While previous search engine can achieve fast and complete indexing, it’s realised that people are only able/interested in viewing the most relevant ones. The quality or precision then should be where newer effort on search engine be directed. This paper proposed a system “Google” that addresses the issue. It introduced a new metric “PageRank”, based on which, search results of web pages are prioritized. “PageRank” of a web page is iteratively computed by the weighted “PageRank” of backlinks with a damping factor. The system also applied anchor propagation technique used in World Wide Web Worm. Anchor propagation means that the text of a link is not only associated with the page that the link is on, but also with the page the link points to.It has two benefits. First, the text of links often provide more accurate description of web pages than the pages themselves. Second, web pages that are not hypertextual thus not crawlable such as videos, images, databases and so on, can be returned as result.

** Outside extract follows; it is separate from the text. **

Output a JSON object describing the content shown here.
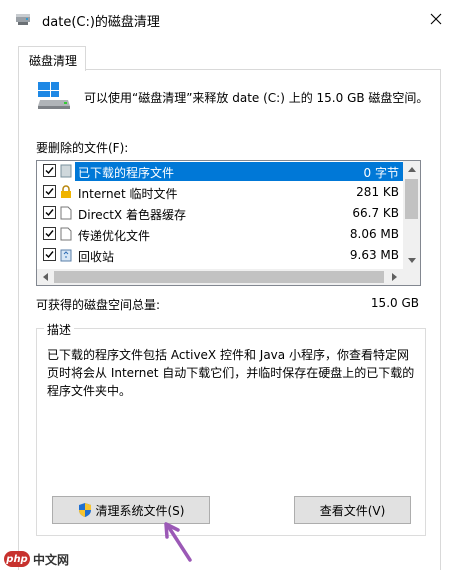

Search engine working on a large domain of web pages could require impractically large storage and be slow consequently if not dealt with proper data structure. Google is designed to avoid disk I/O as much as possible. Although not detailed in the paper, the BigFile, the hand optimized hitlist, the lexicons of several forms supposedly play important roles in reducing space consumption yet keeping fetching records efficient.

Google anticipates the explosion of web content and adopted distributed architecture for crawling servers, which is a major part of the search engine. It attains impressive performance and can scale up easily with more hardware. It in a sense pioneered and directed the advancement of the internet technology. However, other processes like indexing can also be made distributed and the paper does not mention that. Further, a distributed system could be partitioned for many benefits, which is also not brought up in the paper.

Common techniques like querying cache and sub-indexing/secondary indexing are also not touched upon. The reasons could be well legitimate, for instance, that web pages change constantly so that caching make little sense, or that sub-indexing is not cost effective in terms of time cost and search speed, but a brief discussion could always be better.

Last rather import issue, how the system can be immune from manipulation for higher ranking is not clear. Based on the information given in the paper, it seems feasible to reverse engineer web pages so that they have higher ranking in potential search result. The paper mentions that the damping factor in computing “PageRank” enables personalisation which can prevent such scenario, however, no mechanism or idea is discussed.

Written on September 7, 2018